Has anything changed since the Buddha's days? Re: Re: [Buddha-l] David Loy

Joy Vriens jvriens at free.fr
Thu Oct 4 02:56:53 MDT 2007


Jamie Hubbard,

>I also find his critiques of current culture, institutions, and "lack"  
>unconvincing and somehow looking to the past as free of these problems  
>of our time-- like Hershock's _Reinventing the Wheel_ critique of  
>technology, I just don't think it works as a Buddhist critique. The  
>Buddha identified the roots of dis-ease as greed, hatred, and ignorance  
>a long, long time ago, and I really don't feel that much has changed in  
>all these years. The critique of current culture, technology,  
>globalization, capitalism, whatever is great and close to my own  
>politics, but I just don't see that it has the sort of Buddhist currency  
>with which David wishes to spin it. As I said, I doubt that the world  
>has any more suffering than it did in the Buddha's time-- after all, he  
>did identify *all* conditioned things as dukkha, no? 

What has changed I think is that there is an increasing alienation process going on. The 19th century Tibetan poet Patrul Rinpoche wrote in his "Propitious Speech from Beginning, Middle & End" that the Buddha said all phenomena were like illusions, but that in "our degenerated age" we now have illusions of illusions, echos of echos and words and their meaning disagree. This may always have existed to some level, but I have the impression that with the development of more and more intruive technical means and of narcissistic tendancies the level of illusion is growing and therefore people are more and more alienated from their "core" greed, hatred, and ignorance. Guy Deborde talked about "the society of spectacle" which could be a modern translation of Paltrul Rinpoche's intuition.

"In societies dominated by modern conditions of production, life is presented as an immense accumulation of spectacles. Everything that was directly lived has receded into a representation."
http://www.bopsecrets.org/SI/debord/1.htm

Deborde's book, starts with a quote of Feuerbach that Paltrul Rinpoche would have agred with too.

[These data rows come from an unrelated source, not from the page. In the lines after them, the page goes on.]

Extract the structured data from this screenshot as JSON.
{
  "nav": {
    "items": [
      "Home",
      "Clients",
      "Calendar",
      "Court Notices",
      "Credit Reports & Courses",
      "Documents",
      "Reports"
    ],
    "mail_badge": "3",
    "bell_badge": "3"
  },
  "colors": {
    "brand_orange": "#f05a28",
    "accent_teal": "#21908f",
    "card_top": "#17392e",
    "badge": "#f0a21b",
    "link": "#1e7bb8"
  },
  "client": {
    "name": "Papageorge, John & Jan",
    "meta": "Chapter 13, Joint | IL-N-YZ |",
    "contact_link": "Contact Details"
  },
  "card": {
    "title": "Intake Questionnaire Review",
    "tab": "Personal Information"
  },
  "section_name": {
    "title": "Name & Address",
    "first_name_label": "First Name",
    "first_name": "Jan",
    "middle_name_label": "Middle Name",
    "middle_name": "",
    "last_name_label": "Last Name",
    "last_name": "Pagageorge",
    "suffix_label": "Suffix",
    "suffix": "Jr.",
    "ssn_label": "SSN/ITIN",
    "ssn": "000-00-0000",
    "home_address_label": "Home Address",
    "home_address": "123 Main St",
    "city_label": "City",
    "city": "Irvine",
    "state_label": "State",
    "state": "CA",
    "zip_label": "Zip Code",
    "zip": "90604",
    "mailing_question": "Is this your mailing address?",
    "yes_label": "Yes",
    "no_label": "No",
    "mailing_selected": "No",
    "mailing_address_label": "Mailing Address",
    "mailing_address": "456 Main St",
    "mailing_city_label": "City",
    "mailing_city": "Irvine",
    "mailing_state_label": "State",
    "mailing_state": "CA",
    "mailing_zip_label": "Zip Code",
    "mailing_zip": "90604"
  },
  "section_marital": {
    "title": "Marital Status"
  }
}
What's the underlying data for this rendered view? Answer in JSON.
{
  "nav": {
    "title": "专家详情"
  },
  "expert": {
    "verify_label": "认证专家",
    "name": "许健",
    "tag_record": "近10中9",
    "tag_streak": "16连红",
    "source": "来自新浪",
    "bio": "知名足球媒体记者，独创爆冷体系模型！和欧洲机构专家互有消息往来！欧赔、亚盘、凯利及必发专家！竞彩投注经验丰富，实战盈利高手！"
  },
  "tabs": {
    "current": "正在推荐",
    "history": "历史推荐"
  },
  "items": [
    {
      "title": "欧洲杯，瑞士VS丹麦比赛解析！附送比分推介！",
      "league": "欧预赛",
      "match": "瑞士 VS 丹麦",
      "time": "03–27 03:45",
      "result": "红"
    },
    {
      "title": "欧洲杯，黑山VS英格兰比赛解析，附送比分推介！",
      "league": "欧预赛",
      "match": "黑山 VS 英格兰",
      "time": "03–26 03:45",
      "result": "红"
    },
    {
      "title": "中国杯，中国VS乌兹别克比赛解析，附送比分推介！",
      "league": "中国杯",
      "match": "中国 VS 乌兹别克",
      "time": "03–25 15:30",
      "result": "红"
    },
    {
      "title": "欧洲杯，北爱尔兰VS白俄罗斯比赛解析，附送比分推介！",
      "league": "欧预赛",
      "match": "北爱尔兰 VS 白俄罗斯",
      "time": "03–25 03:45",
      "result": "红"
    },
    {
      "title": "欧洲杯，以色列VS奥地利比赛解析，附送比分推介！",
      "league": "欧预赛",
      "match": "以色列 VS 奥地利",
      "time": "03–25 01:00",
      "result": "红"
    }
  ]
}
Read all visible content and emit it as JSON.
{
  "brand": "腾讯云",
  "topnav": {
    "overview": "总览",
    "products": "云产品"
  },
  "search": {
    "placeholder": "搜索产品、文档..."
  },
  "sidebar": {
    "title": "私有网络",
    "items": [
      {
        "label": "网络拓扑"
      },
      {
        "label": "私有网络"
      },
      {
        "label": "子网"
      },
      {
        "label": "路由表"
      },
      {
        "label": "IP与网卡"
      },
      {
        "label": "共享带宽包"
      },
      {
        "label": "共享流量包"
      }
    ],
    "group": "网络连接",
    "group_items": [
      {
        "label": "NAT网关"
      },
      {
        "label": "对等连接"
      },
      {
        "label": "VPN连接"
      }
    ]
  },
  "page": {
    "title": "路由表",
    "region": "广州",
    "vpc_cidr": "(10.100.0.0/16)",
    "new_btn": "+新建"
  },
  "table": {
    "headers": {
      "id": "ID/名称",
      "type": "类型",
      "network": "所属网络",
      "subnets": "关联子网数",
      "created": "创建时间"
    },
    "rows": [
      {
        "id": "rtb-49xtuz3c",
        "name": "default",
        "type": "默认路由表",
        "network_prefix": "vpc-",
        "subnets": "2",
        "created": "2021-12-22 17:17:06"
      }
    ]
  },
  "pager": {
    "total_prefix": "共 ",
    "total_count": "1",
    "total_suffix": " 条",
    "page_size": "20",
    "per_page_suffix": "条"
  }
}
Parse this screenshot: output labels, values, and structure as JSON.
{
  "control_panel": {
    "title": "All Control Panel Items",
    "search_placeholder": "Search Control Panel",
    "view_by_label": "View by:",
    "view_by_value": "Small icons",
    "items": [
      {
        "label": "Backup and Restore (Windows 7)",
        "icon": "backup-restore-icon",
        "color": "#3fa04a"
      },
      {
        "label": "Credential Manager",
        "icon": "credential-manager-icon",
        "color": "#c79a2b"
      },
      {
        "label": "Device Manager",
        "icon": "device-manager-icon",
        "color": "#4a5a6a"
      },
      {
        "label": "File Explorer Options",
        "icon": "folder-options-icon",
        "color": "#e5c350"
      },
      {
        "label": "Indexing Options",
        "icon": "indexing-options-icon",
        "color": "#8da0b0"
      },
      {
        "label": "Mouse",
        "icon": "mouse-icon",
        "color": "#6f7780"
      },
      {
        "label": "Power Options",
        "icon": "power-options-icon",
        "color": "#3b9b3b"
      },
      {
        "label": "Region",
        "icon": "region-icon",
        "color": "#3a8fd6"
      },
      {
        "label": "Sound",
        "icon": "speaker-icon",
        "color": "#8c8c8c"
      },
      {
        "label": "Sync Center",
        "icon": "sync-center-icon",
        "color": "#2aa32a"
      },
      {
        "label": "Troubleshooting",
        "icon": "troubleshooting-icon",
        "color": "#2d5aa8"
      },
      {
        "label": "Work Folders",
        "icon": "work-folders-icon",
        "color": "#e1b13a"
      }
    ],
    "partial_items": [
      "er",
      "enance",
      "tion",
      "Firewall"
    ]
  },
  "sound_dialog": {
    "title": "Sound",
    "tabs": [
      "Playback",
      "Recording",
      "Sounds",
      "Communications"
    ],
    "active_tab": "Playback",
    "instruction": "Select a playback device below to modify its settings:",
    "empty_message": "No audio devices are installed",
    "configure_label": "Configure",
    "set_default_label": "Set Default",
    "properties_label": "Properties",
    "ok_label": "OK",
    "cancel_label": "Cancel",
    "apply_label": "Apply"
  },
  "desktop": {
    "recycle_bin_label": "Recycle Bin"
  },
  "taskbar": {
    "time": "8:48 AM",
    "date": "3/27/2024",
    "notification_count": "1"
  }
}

"But for the present age, which prefers the sign to the thing signified, the copy to the original, representation to reality, appearance to essence . . . truth is considered profane, and only illusion is sacred. Sacredness is in fact held to be enhanced in proportion as truth decreases and illusion increases, so that the highest degree of illusion comes to be the highest degree of sacredness."
Feuerbach, Preface to the second edition of The Essence of Christianity.